The Clean Technology Centre has been commissioned by the EPA to develop guidance on PFAs-containing AFFF. This is part of a Support Framework Agreement for Substance Reporting.
Poly- and perfluoroalkylated substances (PFAS) are a large group of organofluorine compounds that have been widely used in a range of consumer products and industrial applications including stain-resistant and non-stick coatings and as surfactants in aqueous film-forming foams (AFFF).
Due to the negative effects of these substances on human health and the environment, the EU POPs Regulation was amended in 2020. This introduced new restrictions on the use of PFOA and PFOA-related substances. Additionally, several other PFAS are on the REACH list of Substances of Very High Concern (SVHC).
The additives in foam are surface-active agents, or “surfactants”. Many of those used for AFFF are substances called “PFAS”, Per- and PolyFluoroAlkylated Substances. These chemicals consist of a range of different fluorine containing molecules (often called organofluorine compounds), with the “F” in the PFAS abbreviation referring to fluorine.
Many PFAS (e.g. PFOS and PFOA) are proven to have harmful impacts on the environment and human health, others are suspected of posing risks and nothing is known about many others – though it is presumed that their behaviour is similar. One of the main concerns regarding PFAS is that they are “persistent”, meaning they break down very slowly, if at all, in the environment.
Many PFAS dissolve in water, meaning they can be transferred by surface water, i.e. streams and rivers, and groundwater, and can end up in drinking water supplies. As they are not broken down by wastewater treatment plants, discharge to sewer is not an effective treatment method, with them ultimately accumulating in our natural environment. They are both bioavailable and bioaccumulative, meaning that living organisms (including humans) can absorb them and once absorbed, they can increase in concentration in the body. It can take days or, for some PFAS, years before they are excreted from the body and they are known to interfere with the hormonal system, affect the immune system, impact the reproductive system, and are possibly carcinogenic. The more they are studied, the more negative impacts are discovered.

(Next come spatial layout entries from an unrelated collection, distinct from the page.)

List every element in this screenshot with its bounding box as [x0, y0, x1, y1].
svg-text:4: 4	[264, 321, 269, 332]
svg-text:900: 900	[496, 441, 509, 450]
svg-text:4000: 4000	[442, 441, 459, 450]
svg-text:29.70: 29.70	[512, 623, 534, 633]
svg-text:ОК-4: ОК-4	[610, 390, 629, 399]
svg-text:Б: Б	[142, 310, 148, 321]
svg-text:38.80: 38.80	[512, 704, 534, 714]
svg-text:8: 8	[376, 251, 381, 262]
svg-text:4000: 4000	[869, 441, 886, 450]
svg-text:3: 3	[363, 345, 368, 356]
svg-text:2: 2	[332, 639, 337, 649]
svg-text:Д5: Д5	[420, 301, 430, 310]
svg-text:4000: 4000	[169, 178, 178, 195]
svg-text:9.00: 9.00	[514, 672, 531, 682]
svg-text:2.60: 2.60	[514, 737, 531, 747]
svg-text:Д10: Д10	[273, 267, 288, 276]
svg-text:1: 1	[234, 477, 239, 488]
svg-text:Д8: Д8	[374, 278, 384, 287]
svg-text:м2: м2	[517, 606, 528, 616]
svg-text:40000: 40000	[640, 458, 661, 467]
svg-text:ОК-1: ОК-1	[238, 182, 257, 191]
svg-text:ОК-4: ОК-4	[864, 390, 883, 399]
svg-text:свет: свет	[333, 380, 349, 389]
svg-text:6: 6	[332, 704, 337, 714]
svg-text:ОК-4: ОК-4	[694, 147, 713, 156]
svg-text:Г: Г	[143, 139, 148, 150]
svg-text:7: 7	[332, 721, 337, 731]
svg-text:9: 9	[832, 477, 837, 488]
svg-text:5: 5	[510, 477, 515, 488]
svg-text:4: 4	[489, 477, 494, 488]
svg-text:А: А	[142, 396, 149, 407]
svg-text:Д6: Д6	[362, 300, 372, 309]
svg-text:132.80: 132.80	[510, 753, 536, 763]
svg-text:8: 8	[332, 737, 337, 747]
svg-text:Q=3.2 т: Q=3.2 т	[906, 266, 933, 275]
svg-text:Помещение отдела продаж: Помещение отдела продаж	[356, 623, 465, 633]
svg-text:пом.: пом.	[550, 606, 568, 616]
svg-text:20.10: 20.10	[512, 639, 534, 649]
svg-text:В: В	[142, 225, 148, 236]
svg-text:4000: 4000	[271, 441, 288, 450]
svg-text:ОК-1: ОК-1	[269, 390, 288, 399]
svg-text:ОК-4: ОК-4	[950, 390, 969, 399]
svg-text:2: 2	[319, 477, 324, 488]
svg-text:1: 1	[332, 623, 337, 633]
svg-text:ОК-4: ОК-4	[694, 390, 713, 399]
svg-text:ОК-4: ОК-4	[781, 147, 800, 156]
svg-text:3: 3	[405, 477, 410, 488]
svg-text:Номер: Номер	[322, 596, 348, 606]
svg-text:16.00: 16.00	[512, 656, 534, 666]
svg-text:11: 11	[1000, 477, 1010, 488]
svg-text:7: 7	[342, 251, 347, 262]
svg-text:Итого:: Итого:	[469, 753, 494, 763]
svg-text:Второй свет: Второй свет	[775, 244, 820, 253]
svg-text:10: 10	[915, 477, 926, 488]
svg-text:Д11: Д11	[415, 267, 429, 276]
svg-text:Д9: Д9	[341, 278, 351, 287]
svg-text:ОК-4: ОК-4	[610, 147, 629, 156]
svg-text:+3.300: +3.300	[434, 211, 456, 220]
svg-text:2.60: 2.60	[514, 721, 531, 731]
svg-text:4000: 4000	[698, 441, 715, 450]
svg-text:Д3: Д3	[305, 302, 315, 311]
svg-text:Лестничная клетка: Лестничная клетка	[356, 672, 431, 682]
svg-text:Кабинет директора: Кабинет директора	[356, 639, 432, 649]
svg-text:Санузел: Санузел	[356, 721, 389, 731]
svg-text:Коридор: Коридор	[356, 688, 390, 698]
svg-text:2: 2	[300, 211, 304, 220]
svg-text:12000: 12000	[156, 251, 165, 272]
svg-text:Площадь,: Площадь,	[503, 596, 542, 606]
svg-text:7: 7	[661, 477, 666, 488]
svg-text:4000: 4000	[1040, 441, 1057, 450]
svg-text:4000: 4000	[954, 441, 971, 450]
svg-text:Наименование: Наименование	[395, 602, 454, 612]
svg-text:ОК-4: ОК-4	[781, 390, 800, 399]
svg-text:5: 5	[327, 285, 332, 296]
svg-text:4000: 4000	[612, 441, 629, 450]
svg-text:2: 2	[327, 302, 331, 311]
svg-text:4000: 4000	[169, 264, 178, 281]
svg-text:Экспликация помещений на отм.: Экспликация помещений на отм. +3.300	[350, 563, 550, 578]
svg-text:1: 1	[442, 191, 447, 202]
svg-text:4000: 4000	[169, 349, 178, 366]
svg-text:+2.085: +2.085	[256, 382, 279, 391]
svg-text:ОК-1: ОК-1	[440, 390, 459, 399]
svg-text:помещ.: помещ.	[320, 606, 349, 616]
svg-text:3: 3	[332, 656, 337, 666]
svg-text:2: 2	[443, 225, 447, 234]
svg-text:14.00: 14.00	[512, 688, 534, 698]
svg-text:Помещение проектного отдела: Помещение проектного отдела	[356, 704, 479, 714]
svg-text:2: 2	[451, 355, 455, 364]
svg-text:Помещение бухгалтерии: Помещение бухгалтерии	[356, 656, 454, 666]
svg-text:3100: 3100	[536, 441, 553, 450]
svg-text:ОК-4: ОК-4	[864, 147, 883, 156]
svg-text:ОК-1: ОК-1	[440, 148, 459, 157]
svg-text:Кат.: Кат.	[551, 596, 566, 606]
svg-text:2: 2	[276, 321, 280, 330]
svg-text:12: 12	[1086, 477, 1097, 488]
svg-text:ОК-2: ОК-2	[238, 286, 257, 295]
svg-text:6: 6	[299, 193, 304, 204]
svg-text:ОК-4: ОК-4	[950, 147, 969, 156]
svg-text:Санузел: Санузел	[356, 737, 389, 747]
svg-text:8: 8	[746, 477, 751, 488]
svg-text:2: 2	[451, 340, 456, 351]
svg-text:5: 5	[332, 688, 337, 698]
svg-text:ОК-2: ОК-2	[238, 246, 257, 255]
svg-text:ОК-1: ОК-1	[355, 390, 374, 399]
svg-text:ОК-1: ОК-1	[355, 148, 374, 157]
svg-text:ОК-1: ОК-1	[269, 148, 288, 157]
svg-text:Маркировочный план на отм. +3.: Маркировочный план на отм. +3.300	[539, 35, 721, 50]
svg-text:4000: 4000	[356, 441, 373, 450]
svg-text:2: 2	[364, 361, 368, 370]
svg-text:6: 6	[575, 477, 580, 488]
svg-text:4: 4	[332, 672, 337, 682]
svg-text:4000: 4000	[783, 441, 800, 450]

CTC has significant expertise and extensive local knowledge regarding industrial processes (past and present), environmental regulation and activity data sources pertinent to the development of Ireland POPs inventories back to 1990. CTC has much experience in emission inventories having compiled the first NMVOC and fluorinated gas emission inventories for Ireland, and subsequently the renewed inventories for these gases and for heavy metals (in conjunction with AEA). CTC carried out an EPA project entitled ‘Inventory and tracking of dangerous substances used in Ireland and development of measures to reduce their emissions/losses to the environment’. PAHs were one group of substances included in this project, which focussed on water. CTC has a long history of compilation of mass balances and Pollution Emission Registers for individual pollutants at a variety of industrial sites, considering emissions to all media, i.e. waste, water and air emissions.
As part of the work on this guidance, CTC thoroughly researched the subject of PFAs and AFFF and produced a Guidance Booklet called The Changing Nature of Fire-Fighting Foams: Understanding the risk posed by PFAS.
The 12 page booklet explains all the issues relevant to this topic including what PFAs and AFFFs are and why they are a problem including environmental, health and economic impacts.
It explains what a user has to do, how to identify and inventory AFFF stocks and how to prepare a management plan for storing them safely.
It details issues such as decontamination, disposal, replacement and gives explanatory case studies. It outlines the obligations of suppliers and waste contractors and the legal requirements and results of breaches.
It gives a detail overview of the legislation governing this topic and the key dates and restrictions from 2020 up to 2025.